I think you would have to search for a long time to find anyone who thinks some shady Tory panjandrums were capable of the level of Machiavellian expertise Dorries suggests was in play throughout BoJo’s mostly woeful premiership. And she’s not so hot on the smaller details. For example, on page 183 we read “Rishi massively underestimated his own popularity with party members” (she means overestimated). Overleaf, on page 185, it’s “So, Boris, in ’21, less than a year after you had won an historic general election, [Dominic] Cummings and [Lee] Cain tried to get you to stand down.” That may or may not be a question, probably rhetorical if so, but said election was in ’19, so her timing is fundamentally flawed.

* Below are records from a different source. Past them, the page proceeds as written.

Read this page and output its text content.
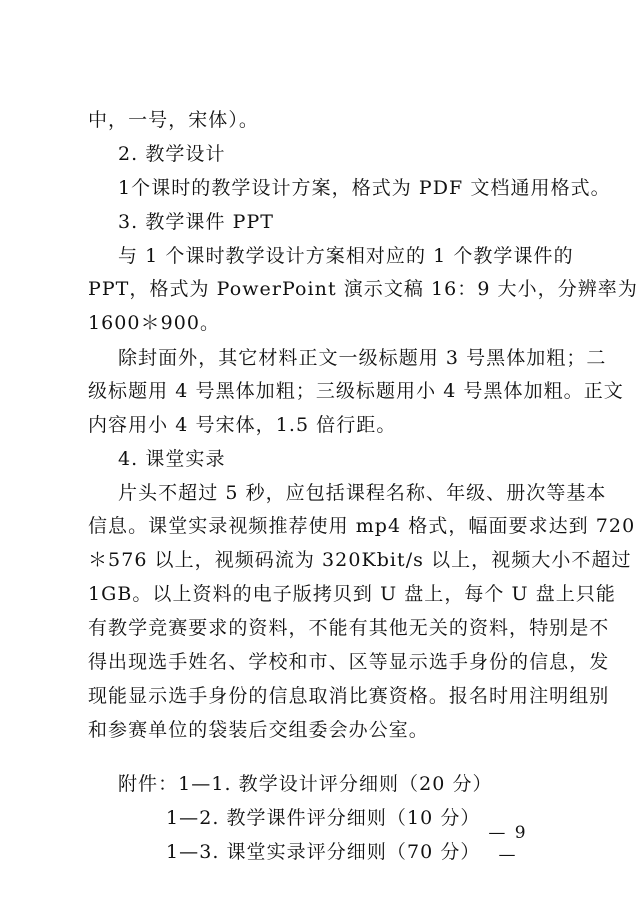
中，一号，宋体）。
2. 教学设计
1个课时的教学设计方案，格式为 PDF 文档通用格式。
3. 教学课件 PPT
与 1 个课时教学设计方案相对应的 1 个教学课件的
PPT，格式为 PowerPoint 演示文稿 16：9 大小，分辨率为
1600＊900。
除封面外，其它材料正文一级标题用 3 号黑体加粗；二
级标题用 4 号黑体加粗；三级标题用小 4 号黑体加粗。正文
内容用小 4 号宋体，1.5 倍行距。
4. 课堂实录
片头不超过 5 秒，应包括课程名称、年级、册次等基本
信息。课堂实录视频推荐使用 mp4 格式，幅面要求达到 720
＊576 以上，视频码流为 320Kbit/s 以上，视频大小不超过
1GB。以上资料的电子版拷贝到 U 盘上，每个 U 盘上只能
有教学竞赛要求的资料，不能有其他无关的资料，特别是不
得出现选手姓名、学校和市、区等显示选手身份的信息，发
现能显示选手身份的信息取消比赛资格。报名时用注明组别
和参赛单位的袋装后交组委会办公室。
附件：1—1. 教学设计评分细则（20 分）
1—2. 教学课件评分细则（10 分）
1—3. 课堂实录评分细则（70 分）
— 9 —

But that Cummings anecdote is indicative some of the less than savoury goings-on that surrounded the Johnson premiership, not all of it his doing. (Cummings indeed told Laura Kuenssberg on the BBC that within “days not months” of the election he was looking to get Johnson replaced.) However, it is quite a stretch to buy into Dorries’ theory that all along the Conservative Party set up Johnson to fail; that Sunak would take over, lose the election and Labour would reverse Brexit…

…and yet one of Dorries’ ‘insiders’ comments near the end that “Vote Leave had always been about just about losing, it had never been about winning”. This has been said before: that what Johnson wanted was that Remain would win the EU referendum in 2016 but as the leading Leaver he would be certain to succeed David Cameron as prime minister when he stood down, as he had said he would, before the next election.

Hey, the games they play with us mere mortals for their sport – and I’m not thinking of the incident Dorries recounts of one Tory MP having sex with a prostitute on a billiard table while four colleagues cheered him on. Well, she refers to a billiard table, but they don’t have pockets – unlike some of the Tory backers she also refers to, who have very deep ones. I think in this case she’s not just talking billiards or even bollocks. She’s simply talking snookers.